Defending: Searching for Terry Punchout by Tyler Hellard
Kyl teaches English and Humanities at Champlain College. He holds an MA from Concordia in Creative Writing and English, and has published in literary journals across the country. His op-eds have been published in the Kitchener-Waterloo Record, the Stanstead Journal and the Sherbrooke Record. Ontarian by birth, he became a Townshipper and Quebecker over ten years ago.
Defending: A Minor Chorus by Billy-Ray Belcourt
As Good a Place as Any, Rebecca Papucaru’s first novel, was named a 2025 Best Fiction Book of the Year by CBC Books. Her work has appeared in journals in Canada, the US, and Ireland, and several anthologies, including The Best Canadian Poetry in English. The Panic Room, her debut poetry collection, was awarded the 2018 Canadian Jewish Literary Award for Poetry and was also a finalist for the A.M. Klein Prize and the Gerald Lampert Memorial Award, while her short story “Yentas” was awarded The Malahat Review’s 2020 Novella Prize. An excerpt from her novel-in-progress received special commendation in The Novelry’s international Next Big Story competition. She teaches English at Champlain College.

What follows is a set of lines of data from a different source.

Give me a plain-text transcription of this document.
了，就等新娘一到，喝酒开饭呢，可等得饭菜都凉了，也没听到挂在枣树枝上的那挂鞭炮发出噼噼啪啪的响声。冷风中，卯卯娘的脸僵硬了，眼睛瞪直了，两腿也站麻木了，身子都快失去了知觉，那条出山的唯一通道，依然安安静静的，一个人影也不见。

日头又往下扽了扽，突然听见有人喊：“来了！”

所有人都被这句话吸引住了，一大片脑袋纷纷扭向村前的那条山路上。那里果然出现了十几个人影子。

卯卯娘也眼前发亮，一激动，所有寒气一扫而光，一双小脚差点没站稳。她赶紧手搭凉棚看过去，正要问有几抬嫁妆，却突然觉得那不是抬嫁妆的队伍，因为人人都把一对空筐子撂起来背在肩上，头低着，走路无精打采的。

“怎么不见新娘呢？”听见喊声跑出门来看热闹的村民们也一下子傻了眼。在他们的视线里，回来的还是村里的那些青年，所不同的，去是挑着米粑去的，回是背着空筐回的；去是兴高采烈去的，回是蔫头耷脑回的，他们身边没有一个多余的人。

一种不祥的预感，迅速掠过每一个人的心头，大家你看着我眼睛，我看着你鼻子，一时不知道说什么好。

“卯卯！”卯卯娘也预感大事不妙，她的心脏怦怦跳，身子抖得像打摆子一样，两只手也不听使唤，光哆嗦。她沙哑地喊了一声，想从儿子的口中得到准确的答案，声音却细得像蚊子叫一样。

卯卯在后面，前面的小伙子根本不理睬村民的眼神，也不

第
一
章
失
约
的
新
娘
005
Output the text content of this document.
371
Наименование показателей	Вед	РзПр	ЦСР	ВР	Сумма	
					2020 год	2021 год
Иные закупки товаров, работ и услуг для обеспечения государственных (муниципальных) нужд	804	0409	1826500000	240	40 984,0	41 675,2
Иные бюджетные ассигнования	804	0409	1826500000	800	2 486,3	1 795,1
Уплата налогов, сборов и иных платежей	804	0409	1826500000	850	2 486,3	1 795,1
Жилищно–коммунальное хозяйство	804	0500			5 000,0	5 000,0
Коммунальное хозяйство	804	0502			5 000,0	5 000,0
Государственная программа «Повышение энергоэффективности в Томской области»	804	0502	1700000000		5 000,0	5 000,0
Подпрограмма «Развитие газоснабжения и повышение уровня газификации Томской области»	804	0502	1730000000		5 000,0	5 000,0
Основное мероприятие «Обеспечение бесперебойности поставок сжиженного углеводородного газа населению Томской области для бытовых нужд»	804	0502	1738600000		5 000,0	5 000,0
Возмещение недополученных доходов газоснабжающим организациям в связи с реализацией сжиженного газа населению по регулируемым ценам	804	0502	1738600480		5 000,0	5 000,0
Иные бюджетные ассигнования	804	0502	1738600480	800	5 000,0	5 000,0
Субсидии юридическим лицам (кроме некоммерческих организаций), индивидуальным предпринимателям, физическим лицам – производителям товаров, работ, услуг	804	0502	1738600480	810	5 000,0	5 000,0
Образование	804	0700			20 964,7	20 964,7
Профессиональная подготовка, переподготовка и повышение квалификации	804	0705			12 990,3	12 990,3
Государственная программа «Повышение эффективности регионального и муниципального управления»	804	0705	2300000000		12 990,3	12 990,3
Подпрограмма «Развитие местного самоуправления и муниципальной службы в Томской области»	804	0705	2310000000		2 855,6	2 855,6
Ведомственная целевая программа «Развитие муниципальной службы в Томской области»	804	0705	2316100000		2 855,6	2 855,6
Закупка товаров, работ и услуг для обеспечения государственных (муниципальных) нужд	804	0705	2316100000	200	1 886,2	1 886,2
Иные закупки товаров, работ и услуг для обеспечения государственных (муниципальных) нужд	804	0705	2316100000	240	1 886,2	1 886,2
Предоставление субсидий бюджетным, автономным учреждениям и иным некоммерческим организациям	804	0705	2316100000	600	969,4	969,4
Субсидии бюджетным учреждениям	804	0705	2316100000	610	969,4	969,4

Defending: The Cure for Drowning by Loghan Paylor
A first-generation Canadian, Jane completed her MFA while living in Europe. Her stories and poetry have been featured on CBC radio and in more than a dozen literary magazines in North America and the UK. Her debut middle-grade novel, How to be a Goldfish, was a finalist in two national awards (The Geoffrey Bilson Award for Historical Fiction for Young People, and the Jean Little First-Novel Award), as well as the Manitoba Young Readers’ Choice Awards, the Saskatchewan Young Readers’ Choice Awards, and Ontario’s Forest of Reading’s Summer Reading List.
Jane is the Vice President of Canadian Society of Children’s Authors, Illustrators and Performers.
Defending: Foe by Iain Reid
Juliette is a sci-fi writer and book reviewer based in Sherbrooke. She’s drawn to the world’s mysteries and the strange ways humanity chooses to explain them. With a degree in Film and Media Studies from Bishop’s University, she tends to fall headfirst into whatever universe crosses her path. She’s always up for weird literature, off-kilter discussion, or a new adventure.
Defending: It’s Different This Time by Joss Richard
David Winch, a North Hatley-based writer-editor, writes a column for The Record’s weekend supplement. This covers politics, society, sports and culture. He tries to combine research and humour.
Winch graduated from McGill in 1980, then freelanced in Montreal and Toronto before working as a copy editor at The Gazette. From 1992 to 2018 he worked in the editorial service of the UN in New York, Geneva and Montreal.
In semi-retirement, he went on a “march through the classics”, reading novels by Victor Hugo, Tolstoy, Dostoyevsky, George Eliot, Flaubert and Dickens. The best, he concludes, is Les Miserables.